The Red Road
In 2018, Kilauea erupted in a grand finale to the longest lasting eruption we’ve known. It began in January 1983, 40 years ago this year. I flew out to Hawaii for the first time on January 6, 1983, 3 days after Kilauea began erupting at the Pu’u O’o vent along the east rift zone. Back then it wasn’t yet a vent — it was a curtain of fire that ran along a crack in the earth that was part of the volcano’s eastern flank. It was remote and not very accessible, but we flew over the eruption in a high wing small plane that I could open the windows and lean the camera out to photograph. That image is hanging on my living room wall. That memory has been captured and recaptured in a memoir, and various poems. It’s imprinted in my memory.
The eruption continued in many different forms over the years, and I kept coming back to see it. Then the most convulsive and spectacular flows (and destructive of people’s houses, property, roads) took place in a year that I was so caught up in work that I never made it here. Elizabeth and I came with our Myths and the Land workshop the following year, 2019, and the landscape had totally changed. Roads weren’t there that used to be there. The way down to the shore had changed. Beaches were gone and new ones were created.

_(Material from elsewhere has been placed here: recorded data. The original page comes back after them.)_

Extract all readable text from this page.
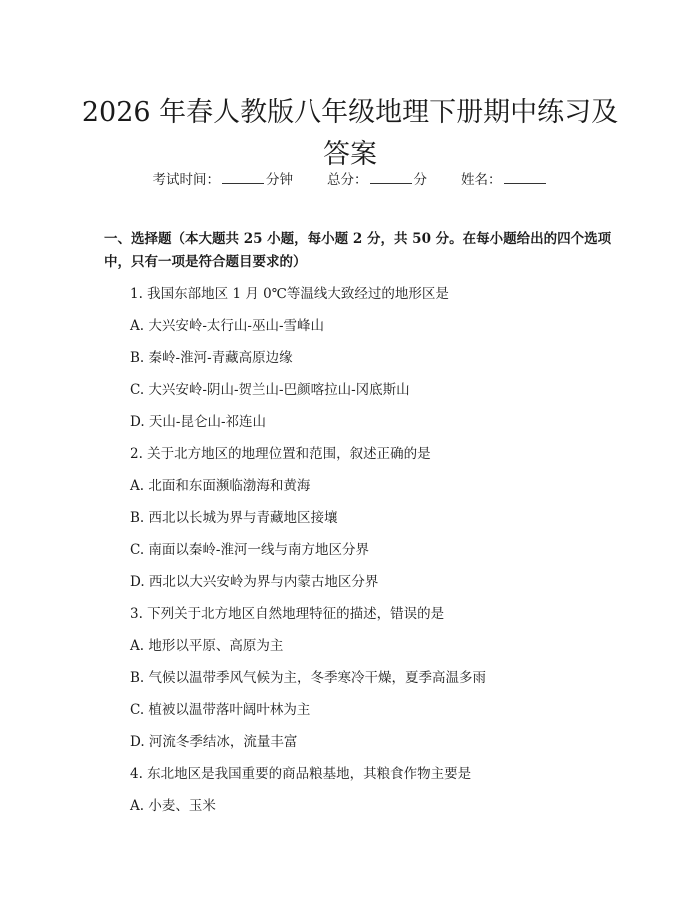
2026 年春人教版八年级地理下册期中练习及答案
考试时间：	分钟	总分：	分	姓名：
一、选择题（本大题共 25 小题，每小题 2 分，共 50 分。在每小题给出的四个选项中，只有一项是符合题目要求的）
1. 我国东部地区 1 月 0℃等温线大致经过的地形区是
A. 大兴安岭-太行山-巫山-雪峰山
B. 秦岭-淮河-青藏高原边缘
C. 大兴安岭-阴山-贺兰山-巴颜喀拉山-冈底斯山
D. 天山-昆仑山-祁连山
2. 关于北方地区的地理位置和范围，叙述正确的是
A. 北面和东面濒临渤海和黄海
B. 西北以长城为界与青藏地区接壤
C. 南面以秦岭-淮河一线与南方地区分界
D. 西北以大兴安岭为界与内蒙古地区分界
3. 下列关于北方地区自然地理特征的描述，错误的是
A. 地形以平原、高原为主
B. 气候以温带季风气候为主，冬季寒冷干燥，夏季高温多雨
C. 植被以温带落叶阔叶林为主
D. 河流冬季结冰，流量丰富
4. 东北地区是我国重要的商品粮基地，其粮食作物主要是
A. 小麦、玉米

This year, we came a few days early to scout for the best locations for our workshop to photograph. The lava flows are hardened and black expanses of aa lava have been interrupted by new roads. There is no red road, it is all black these days. And there are places where the burnt out trees are bleached white on the black lava fields and look like bone yards. These places are now being cut down and cleared out, or covered over with green vines, ground covers and new coconut palms that have sprung out. It is amazing how earth re-wilds itself, reclaims its territory.
Yesterday, the surf was up, and in Kalapana we got enough of a break from the rain to go out and photograph a little bit, find some new favorite spots, and make plans for later in the week.